Sweet scented Daphne is both my mother’s favorite fragrant, flowering shrub and the name of her mother, our Nana. I have always loved this name and thought that everyone would understand and appreciate the gesture, to name my pet calf after my very dear grandmother and something sweet-smelling and adored by my mother. Unfortunately my parents didn’t agree, though they allowed me to keep the name, they just made sure that Nana was never to learn of the esteemed honor I had gifted her.
Daphne is really fat now, she has a baby calf inside her and this morning at breakfast Dad announced she is ready to drop. At lunch there is a call from a neighbor to say he has seen a cow in distress down by the airstrip gate. Although I don’t hear the words myself, I can tell from what Dad is saying that it is my Daphne. I know because I feel this terrible pain in my chest and stomach, my heart is beating way too fast, there is a dry lump in my throat and I can’t even finish my favourite cold roast lamb and home-made chutney sandwich. I haven’t experienced a feeling like this since Annie died.
“Better go take a look” Dad says, placing the receiver of the party line telephone back on its cradle and ringing off one short to let callers know the line is free. There are few secrets in this neighborhood when four families share one telephone line and bored operators sit with nothing better to do than listen in. I imagine by tonight everyone will have heard about Daphne.
“I’m coming too” I say, pushing back my chair and getting up from the table.
“No, you stay put for now, finish your lunch and help your mother clean up first. I’ll bring ‘er up to the yards next to the shepherd’s cottage. You can meet us up there. It’s best not to have too many people around, you know they’re warrant to get a bit spooked and we don’t want ‘er taking fright and bolting off down by that big hole.”
“Alright” I mutter, slumping back in my chair, arms crossed, appetite ruined. I know what he says makes sense, though I don’t believe she will be scared off because of me. More likely those yapping dogs that never listen when you shout ‘Shut Up!’ or ‘Get in behind!’ I’d like to say, but don’t.
Animals’ giving birth is a common and natural event in the spring, although here it is more common to see thousands of sheep giving birth, not so many cows and a very large pet giving birth is a new experience for us.
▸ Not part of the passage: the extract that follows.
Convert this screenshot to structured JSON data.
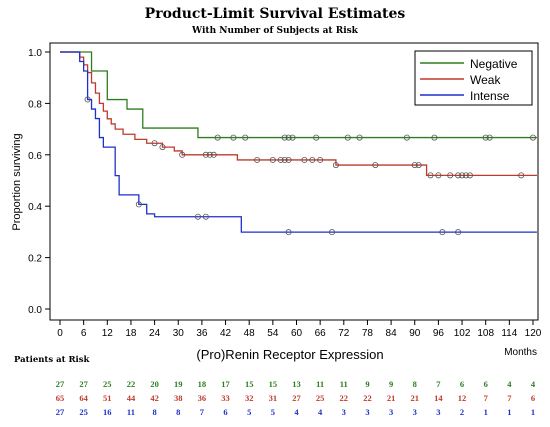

Pet lambs always go back into the main flock before they became adult sheep, so we never know whether they give birth or not, but despite the familiarity with animals giving birth, I am worried about Daphne.
I too have matured in these past two years, I am about to go off to boarding school in the city away from my family; I know I am old enough not to become attached to farm animals, but somewhere in a dark chamber of my mind, a closed-door of slumbering memories has drifted open and I cannot stop the rush of disturbing flashbacks which enter my mind and begin to replay that terrible thing that happened to Annie.